How to do virtual file processing?
You have StringIO
and BytesIO
in the io
module.
StringIO
behaves like a file opened in text mode - reading and writing unicode strings (equivalent to opening a file with io.open(filename, mode, encoding='...')
), and the BytesIO
behaves like a file opened in binary mode (mode='[rw]b'
), and can read write bytes.
Python 2:
In [4]: f = io.BytesIO('test')
In [5]: type(f.read())
Out[5]: str
In [6]: f = io.StringIO(u'test')
In [7]: type(f.read())
Out[7]: unicode
Python 3:
In [2]: f = io.BytesIO(b'test')
In [3]: type(f.read())
Out[3]: builtins.bytes
In [4]: f = io.StringIO('test')
In [5]: type(f.read())
Out[5]: builtins.str
You can use StringIO as a virtual file , from official documentation
from io import StringIO
output = StringIO()
output.write('First line.\n')
print >>output, 'Second line.'
# Retrieve file contents -- this will be
# 'First line.\nSecond line.\n'
contents = output.getvalue()
# Close object and discard memory buffer --
# .getvalue() will now raise an exception.
output.close()
You might want to consider using a tempfile.SpooledTemporaryFile
which gives you the best of both worlds in the sense that it will create a temporary memory-based virtual file initially but will automatically switch to a physical disk-based file if the data held in memory exceeds a specified size.
Another nice feature is that (when using memory) it will automatically use either an io.BytesIO
or io.StringIO
depending on what mode
is being used—allowing you to either read and write Unicode strings or binary data (bytes) to it.

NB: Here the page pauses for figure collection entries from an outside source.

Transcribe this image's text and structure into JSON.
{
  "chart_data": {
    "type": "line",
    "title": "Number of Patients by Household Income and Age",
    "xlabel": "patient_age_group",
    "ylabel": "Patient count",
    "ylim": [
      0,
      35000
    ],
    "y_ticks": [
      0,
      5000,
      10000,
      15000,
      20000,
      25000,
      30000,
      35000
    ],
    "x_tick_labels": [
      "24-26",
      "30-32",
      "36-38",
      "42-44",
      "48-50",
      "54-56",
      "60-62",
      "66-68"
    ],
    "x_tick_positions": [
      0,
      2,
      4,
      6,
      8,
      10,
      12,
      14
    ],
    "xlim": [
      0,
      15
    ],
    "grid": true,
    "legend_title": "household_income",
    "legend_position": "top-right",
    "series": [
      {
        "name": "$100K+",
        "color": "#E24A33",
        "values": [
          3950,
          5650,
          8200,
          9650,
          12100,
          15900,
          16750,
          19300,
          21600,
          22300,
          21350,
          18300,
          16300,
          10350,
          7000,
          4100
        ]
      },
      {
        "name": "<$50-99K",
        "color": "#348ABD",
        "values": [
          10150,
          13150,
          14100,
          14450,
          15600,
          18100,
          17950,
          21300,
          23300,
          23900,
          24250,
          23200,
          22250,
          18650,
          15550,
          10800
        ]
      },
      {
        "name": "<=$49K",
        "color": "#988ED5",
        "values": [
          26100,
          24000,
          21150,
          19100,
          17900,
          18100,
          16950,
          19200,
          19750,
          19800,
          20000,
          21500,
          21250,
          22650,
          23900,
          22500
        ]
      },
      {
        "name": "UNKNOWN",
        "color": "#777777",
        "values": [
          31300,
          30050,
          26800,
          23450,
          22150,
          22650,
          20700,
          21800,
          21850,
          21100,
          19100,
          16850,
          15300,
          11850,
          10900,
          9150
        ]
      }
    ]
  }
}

The only tricky part might be the fact that you'll need to avoid closing the file between steps because doing so would cause it to be deleted from memory or disk. Instead you can just rewind it back to the beginning with a file seek(0)
method call.
When you are completely done with the file and close it, it will automatically be deleted from disk if the amount of data in it caused it to be rolled-over to a physical file.